No secret to success

Stackhouse said there are two crucial but simple reasons for Stellar Partners’ success over the years and in this slow economy. The first is the company’s highly conservative financial strategy: it has no debt. That was a lesson Stackhouse said she learned from her first job in clothing retail. The company she worked for grew too rapidly, was almost completely leveraged when the economy shifted, and suffered a long, slow death as a result.

“As we generate more capital, we reinvest in our business,” Stackhouse said. “Our reluctance to take on debt has meant we’ve missed some opportunities, but in hindsight, it was the right thing to do. Unfortunately, some of our competitors have gone under because they couldn’t survive the credit crunch.”

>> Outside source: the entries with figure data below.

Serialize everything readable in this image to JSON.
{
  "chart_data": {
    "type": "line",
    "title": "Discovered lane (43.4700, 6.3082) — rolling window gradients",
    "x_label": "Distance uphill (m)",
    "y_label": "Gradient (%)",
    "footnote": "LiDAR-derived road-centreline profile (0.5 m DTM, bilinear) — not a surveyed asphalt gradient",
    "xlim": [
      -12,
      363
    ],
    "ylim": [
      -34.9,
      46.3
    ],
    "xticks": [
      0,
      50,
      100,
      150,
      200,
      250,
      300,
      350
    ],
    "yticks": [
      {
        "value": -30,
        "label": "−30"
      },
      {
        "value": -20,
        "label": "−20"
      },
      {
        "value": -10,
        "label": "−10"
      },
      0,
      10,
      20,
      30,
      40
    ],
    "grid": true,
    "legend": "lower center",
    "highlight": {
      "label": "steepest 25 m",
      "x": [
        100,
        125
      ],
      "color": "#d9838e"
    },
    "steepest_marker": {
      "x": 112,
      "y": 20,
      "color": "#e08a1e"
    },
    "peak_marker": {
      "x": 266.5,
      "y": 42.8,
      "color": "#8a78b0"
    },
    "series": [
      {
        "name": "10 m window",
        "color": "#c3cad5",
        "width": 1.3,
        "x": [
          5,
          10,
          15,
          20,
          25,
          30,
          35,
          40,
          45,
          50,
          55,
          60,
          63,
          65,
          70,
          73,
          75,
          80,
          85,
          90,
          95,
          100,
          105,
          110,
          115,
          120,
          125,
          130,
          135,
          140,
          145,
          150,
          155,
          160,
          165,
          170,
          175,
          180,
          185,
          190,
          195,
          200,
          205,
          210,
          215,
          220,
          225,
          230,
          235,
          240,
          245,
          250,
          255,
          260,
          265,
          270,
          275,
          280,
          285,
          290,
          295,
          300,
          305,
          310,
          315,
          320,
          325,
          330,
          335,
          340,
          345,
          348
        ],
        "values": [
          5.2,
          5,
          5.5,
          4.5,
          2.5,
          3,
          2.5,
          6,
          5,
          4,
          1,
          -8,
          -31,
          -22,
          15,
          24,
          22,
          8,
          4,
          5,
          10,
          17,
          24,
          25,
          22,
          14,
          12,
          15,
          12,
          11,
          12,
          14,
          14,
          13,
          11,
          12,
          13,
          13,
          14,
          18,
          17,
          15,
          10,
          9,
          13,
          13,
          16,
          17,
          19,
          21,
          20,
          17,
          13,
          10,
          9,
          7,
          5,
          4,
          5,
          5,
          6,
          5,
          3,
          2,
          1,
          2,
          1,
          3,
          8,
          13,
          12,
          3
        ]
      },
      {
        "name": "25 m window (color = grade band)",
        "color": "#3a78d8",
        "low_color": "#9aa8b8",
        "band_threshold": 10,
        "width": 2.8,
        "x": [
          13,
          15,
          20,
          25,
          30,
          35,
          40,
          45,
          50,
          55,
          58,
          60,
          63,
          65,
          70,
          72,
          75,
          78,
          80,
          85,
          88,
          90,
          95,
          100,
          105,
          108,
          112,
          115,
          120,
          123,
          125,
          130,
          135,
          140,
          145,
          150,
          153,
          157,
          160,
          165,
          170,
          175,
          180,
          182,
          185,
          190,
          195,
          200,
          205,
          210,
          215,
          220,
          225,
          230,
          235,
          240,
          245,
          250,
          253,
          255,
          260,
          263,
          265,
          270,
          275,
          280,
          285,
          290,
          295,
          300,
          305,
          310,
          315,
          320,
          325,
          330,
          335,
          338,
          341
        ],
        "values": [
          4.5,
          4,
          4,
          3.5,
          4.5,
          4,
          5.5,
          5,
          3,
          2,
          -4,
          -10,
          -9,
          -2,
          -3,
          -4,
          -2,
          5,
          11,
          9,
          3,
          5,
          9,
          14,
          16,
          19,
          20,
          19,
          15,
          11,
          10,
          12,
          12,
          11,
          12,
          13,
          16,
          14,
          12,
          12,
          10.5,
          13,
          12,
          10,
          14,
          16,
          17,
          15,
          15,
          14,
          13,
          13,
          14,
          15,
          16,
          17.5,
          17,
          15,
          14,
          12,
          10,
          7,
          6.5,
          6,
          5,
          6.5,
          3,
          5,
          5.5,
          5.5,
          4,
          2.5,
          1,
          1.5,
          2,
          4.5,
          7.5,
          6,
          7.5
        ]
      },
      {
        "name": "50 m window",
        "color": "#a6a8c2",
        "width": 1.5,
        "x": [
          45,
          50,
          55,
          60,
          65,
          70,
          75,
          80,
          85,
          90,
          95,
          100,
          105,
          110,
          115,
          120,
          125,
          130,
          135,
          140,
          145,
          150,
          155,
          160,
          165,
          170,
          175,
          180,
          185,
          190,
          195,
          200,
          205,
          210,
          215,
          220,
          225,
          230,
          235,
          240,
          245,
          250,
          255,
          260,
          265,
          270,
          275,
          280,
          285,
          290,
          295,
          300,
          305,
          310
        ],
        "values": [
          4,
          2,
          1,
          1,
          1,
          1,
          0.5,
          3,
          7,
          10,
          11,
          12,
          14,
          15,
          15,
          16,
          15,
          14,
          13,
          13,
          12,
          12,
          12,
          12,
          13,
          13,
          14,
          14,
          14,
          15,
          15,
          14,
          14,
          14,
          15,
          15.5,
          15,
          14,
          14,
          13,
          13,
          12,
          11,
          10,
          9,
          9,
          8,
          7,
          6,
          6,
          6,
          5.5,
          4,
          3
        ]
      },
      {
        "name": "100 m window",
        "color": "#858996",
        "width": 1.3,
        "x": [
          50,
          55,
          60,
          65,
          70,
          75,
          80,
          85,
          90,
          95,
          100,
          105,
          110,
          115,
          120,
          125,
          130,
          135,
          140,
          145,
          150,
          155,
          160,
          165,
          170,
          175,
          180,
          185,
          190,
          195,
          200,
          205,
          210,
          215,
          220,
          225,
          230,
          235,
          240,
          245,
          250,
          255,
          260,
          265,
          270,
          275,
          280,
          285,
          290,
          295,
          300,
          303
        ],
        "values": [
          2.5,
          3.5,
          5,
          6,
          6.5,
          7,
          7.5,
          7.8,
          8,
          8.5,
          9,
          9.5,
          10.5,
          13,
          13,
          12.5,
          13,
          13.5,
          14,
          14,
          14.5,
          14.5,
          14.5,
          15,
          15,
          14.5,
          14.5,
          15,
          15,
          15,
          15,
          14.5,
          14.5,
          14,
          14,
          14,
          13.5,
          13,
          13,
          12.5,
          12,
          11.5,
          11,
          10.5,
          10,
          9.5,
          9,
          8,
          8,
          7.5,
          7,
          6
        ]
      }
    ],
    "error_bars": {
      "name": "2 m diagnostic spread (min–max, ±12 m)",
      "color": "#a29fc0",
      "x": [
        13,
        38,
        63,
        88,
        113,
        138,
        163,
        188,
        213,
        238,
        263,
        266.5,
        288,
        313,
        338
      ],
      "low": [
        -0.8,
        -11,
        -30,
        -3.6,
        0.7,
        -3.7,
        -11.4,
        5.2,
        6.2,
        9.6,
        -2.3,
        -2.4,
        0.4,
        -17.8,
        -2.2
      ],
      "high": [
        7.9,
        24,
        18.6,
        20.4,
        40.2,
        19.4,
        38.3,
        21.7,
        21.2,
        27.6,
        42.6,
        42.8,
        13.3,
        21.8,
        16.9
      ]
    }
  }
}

And Stackhouse has been through more than one downturn herself. She said 9/11 was a real wake up call: airports were closed for four days, and no one knew when they’d be able to open again. But Stellar had the reserves in place to get through the worst of that. She’s also seen airlines go out of business, another unique hazard of airport retail. It doesn’t matter how the economy is doing when there are no travelers in the terminal where you’re located.

The second reason for Stellar Partners’ success is its culture. Stackhouse said she has worked with the company’s controller for more than 25 years, and many of the company’s employees have been there for 15 years or more. That generates a great deal of cohesiveness, along with a great amount of pride in each person’s work and the success of the company, Stackhouse noted.

Another unique aspect of the company’s culture is that Stackhouse, a woman, is the majority owner. Few retailers can say that, and Stackhouse was also the only woman ever elected to the board of directors of a publicly held duty-free company. 

“I started in this business in the early 1980s when the opportunities for women were very different, but there were a number of great people who mentored me along the way, so finding talented young people, especially women and minorities who might not have much exposure to business, and giving them an opportunity to succeed has become an important goal of mine,” she said.

Stellar Partners hires a few promising high-school students, with demonstrated financial need and academic achievement, every year to work at its corporate offices, giving them experience and a background in business. One young woman who started at the company as a junior is just about to graduate college; Stackhouse said the company works hard to accommodate class schedules and give these students a leg up in the business world.

“One great thing about working at Stellar Partners is we never let our success go to our heads; we always remember where we’ve come from and the challenges we’ve faced,” she said. “That keeps us humble and honest, but also eager for the challenges that lie ahead.”